# Elk Stacks

## Bigun

I've began going to security conferences, and I was introduced to ELK stacks.  After some research, I'm starting to understand what an ELK stack is.

Now, what I'm having issue figuring out is what is the ELK stack for?  How is data in the ELK stack populated?  How does one use an ELK stack on a repeatable task basis?  What benefit does having/using an ELK stack give my company/department?

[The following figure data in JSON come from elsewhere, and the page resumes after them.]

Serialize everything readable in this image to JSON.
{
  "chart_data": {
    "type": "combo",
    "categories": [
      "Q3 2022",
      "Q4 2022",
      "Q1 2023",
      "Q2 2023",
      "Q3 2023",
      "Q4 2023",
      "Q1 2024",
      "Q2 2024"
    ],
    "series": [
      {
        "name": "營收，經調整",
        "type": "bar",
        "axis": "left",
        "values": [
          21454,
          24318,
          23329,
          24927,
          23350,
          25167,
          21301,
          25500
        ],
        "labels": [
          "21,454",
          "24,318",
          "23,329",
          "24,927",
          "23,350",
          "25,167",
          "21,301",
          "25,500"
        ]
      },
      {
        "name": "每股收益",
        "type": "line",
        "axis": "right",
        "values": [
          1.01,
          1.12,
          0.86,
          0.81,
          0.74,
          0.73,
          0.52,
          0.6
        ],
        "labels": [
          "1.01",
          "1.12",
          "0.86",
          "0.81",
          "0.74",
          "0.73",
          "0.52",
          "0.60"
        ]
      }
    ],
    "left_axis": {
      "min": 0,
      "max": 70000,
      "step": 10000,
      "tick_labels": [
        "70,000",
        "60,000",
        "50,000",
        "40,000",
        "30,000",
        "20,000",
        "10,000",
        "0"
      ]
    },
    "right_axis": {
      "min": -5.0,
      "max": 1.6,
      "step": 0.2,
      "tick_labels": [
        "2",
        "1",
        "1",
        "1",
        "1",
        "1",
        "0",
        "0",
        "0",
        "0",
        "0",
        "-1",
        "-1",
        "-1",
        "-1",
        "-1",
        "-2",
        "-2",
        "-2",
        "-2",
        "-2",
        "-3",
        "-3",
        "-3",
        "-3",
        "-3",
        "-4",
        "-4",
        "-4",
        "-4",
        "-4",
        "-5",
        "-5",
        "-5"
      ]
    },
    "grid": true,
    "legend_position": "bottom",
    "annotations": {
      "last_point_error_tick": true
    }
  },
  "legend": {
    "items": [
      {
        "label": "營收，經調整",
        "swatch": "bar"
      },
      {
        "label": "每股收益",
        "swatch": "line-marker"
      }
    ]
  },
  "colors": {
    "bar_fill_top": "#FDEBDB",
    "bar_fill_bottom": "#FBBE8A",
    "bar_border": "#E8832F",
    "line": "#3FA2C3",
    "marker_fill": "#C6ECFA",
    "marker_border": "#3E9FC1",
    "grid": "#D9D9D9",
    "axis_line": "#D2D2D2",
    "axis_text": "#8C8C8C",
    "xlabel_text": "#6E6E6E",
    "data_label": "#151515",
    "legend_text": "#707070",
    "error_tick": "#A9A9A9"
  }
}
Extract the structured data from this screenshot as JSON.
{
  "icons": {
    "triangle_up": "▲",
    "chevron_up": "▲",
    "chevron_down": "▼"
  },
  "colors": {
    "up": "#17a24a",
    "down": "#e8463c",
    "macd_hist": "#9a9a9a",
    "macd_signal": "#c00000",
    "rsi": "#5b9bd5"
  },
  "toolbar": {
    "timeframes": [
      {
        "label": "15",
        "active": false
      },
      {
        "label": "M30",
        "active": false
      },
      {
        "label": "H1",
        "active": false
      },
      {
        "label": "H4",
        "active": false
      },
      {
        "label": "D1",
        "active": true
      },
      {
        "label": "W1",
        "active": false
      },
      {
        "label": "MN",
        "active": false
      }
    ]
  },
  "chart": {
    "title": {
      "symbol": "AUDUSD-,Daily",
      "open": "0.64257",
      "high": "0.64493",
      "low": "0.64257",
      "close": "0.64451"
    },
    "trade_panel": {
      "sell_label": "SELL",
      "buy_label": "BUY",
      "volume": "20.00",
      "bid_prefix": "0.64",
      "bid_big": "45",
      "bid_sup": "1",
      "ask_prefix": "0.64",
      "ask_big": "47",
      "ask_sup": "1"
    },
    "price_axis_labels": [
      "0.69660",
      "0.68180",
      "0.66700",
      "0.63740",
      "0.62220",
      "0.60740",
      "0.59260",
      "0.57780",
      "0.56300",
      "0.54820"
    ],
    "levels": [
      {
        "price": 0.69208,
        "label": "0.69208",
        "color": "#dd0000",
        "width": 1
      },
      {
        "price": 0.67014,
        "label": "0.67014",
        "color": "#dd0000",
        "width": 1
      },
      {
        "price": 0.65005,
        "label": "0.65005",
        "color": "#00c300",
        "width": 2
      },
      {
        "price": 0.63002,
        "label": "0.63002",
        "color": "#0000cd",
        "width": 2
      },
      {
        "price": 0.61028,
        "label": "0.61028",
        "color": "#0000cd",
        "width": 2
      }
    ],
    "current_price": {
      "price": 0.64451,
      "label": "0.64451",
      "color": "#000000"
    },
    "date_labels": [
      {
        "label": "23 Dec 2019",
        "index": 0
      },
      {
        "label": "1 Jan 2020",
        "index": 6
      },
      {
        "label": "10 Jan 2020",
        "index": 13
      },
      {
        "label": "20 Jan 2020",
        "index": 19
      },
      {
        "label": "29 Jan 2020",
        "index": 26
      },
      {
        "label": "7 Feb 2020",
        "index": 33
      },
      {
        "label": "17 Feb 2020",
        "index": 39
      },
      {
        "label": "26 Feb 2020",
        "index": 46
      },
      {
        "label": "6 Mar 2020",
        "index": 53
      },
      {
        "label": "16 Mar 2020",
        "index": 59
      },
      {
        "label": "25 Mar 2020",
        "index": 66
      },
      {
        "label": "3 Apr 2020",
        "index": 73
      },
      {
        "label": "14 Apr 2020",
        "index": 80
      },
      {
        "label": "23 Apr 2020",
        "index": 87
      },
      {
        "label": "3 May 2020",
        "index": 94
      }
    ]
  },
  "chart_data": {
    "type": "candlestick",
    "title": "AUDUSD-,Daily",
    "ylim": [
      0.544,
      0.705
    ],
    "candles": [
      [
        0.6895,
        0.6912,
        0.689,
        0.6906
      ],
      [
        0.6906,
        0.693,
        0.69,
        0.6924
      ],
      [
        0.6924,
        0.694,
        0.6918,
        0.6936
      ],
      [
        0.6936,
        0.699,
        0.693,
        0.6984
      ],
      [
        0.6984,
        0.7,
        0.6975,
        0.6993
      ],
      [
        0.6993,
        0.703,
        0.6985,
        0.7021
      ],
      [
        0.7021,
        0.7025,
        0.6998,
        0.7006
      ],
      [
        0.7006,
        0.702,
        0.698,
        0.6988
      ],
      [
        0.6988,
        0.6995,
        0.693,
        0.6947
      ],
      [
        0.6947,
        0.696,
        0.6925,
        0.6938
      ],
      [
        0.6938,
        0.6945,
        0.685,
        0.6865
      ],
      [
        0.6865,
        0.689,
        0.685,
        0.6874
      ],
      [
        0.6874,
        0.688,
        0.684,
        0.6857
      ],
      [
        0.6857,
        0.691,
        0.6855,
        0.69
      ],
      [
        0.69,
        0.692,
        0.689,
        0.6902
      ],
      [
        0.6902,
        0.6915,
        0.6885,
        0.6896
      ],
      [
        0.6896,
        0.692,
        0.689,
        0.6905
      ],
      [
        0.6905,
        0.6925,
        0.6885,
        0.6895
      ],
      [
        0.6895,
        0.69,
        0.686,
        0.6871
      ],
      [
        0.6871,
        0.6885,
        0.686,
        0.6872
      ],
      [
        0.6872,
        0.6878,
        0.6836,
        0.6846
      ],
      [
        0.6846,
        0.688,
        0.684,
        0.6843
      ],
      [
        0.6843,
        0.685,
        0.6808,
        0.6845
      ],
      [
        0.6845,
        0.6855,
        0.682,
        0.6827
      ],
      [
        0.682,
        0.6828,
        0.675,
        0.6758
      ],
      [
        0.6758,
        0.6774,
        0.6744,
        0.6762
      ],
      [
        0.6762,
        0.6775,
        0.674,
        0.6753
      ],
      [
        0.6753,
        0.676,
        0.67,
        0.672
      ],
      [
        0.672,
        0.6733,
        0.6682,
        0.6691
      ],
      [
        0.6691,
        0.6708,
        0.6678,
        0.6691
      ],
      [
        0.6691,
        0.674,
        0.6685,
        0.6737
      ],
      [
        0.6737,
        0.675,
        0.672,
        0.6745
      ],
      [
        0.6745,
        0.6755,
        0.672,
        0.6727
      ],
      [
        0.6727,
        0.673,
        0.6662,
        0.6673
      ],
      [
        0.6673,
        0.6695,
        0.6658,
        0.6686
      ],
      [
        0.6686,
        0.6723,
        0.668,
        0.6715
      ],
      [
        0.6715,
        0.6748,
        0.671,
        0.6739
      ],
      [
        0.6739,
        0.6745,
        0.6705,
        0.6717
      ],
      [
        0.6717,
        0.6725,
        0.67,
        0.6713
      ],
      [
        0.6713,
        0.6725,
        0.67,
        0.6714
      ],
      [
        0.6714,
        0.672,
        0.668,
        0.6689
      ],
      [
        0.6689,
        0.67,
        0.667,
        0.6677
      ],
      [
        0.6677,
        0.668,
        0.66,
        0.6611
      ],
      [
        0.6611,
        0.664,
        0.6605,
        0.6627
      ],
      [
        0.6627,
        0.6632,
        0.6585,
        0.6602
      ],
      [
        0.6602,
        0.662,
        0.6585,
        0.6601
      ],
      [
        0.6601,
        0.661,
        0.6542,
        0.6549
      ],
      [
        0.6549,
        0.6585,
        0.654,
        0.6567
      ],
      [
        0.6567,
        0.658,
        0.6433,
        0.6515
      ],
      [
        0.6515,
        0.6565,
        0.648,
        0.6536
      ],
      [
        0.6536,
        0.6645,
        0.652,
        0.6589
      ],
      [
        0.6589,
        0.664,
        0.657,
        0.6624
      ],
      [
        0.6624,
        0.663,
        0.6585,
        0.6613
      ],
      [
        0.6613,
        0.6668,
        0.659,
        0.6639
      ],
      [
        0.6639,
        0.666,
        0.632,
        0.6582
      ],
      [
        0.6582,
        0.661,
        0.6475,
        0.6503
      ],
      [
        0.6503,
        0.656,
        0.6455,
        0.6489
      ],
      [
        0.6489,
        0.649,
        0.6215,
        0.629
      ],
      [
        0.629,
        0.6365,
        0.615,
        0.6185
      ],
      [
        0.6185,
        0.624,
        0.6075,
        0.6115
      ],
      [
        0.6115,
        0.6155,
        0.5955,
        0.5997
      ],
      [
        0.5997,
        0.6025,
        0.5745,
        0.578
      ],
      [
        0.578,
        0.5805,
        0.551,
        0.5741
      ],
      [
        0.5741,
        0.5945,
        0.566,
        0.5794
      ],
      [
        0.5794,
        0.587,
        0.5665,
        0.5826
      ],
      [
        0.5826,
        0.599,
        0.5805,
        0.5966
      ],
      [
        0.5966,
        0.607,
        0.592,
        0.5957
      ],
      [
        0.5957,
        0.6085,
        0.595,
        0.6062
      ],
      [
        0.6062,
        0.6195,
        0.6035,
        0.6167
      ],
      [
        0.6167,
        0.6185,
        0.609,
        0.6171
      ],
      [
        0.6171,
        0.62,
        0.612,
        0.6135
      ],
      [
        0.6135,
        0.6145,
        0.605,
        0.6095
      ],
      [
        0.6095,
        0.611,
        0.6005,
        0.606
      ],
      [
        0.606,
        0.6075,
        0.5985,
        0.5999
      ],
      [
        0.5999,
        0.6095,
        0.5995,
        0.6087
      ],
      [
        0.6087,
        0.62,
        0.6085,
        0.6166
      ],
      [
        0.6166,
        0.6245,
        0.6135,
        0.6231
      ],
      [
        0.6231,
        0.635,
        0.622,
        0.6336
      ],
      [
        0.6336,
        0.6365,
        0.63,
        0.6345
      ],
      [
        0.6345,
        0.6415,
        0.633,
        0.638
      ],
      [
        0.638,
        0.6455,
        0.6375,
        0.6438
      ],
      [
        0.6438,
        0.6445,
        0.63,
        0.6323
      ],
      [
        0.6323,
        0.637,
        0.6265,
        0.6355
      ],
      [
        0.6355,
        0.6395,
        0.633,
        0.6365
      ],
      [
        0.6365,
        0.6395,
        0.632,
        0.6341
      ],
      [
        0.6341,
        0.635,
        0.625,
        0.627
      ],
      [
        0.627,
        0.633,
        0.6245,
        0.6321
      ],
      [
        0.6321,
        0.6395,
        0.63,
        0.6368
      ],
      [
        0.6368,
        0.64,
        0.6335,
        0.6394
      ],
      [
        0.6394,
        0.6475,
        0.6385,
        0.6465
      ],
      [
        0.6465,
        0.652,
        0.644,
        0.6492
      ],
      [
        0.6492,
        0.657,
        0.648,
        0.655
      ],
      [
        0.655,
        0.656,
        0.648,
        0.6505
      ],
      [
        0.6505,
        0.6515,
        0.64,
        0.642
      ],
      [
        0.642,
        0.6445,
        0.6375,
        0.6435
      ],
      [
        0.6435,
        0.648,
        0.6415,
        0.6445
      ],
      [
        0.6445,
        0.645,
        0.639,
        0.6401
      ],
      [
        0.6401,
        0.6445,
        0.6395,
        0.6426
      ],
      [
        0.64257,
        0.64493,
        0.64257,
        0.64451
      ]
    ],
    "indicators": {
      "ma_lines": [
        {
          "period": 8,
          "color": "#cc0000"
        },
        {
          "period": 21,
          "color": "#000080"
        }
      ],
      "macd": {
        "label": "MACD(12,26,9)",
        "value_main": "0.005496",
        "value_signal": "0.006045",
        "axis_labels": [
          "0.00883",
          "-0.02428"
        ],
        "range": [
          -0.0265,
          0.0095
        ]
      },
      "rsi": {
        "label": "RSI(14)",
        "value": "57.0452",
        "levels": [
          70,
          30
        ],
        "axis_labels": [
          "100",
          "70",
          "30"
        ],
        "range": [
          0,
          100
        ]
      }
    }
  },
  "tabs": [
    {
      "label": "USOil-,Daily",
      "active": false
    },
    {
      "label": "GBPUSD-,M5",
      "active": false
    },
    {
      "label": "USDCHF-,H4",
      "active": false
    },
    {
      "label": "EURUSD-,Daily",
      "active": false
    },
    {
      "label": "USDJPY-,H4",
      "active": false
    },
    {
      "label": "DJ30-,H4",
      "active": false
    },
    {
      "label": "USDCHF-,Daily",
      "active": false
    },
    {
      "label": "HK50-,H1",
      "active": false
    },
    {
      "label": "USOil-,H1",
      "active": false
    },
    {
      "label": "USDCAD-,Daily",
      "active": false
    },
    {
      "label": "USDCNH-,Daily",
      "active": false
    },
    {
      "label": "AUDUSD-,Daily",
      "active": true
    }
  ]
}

Sorry for asking for clarification here, but googling ELK stack brings back a near perfect example of a word salad mixed with advertisements.

----------

## Jaglover

DuckDuck...

----------

## Hu

For those of us who have not gone to these conferences, perhaps you could define the key terms in your opening post.  I somehow doubt this involves creating towers of wildlife, but that's the only meaning of "ELK stack" that occurs to me.

----------

## saboya

This is like asking "What benefit does having a SQL server give my company/department?". If you can't answer that question, you probably don't need it.

For those who don't know, ELK stands for ElasticSearch + Logstash + Kibana.

----------

## Hu

saboya: thank you.  After posting, I ran the search Jaglover suggested, and it suggested that answer.  I decided not to amend my post both because a tower of elk was amusing to me and because I wanted the original poster to confirm that the hits from Jaglover's search were relevant to the question, rather than a coincidental match.  I've had too many occasions where short unoriginal names can mean very different things to different groups.  Wine (the beverage) versus Wine (the Windows compatibility layer) comes to mind as the most prominent example of coincidental unhelpful search engine results, although that pairing is usually disambiguated by surrounding context.

----------

## Bigun

 *saboya wrote:*   

> This is like asking "What benefit does having a SQL server give my company/department?". If you can't answer that question, you probably don't need it.
> 
> For those who don't know, ELK stands for ElasticSearch + Logstash + Kibana.

 

Maybe I wasn't clear enough, the response was a little on the douchey side, and it may be my fault.

I was under the understanding that ELK stacks are commonly used for log audits.  Just wondering how that gets populated with logs, and what daily maintenance would look like.

Getting search results that are clouded by software companies trying to sell you add-ons vs learning the damn technology pisses me off.

----------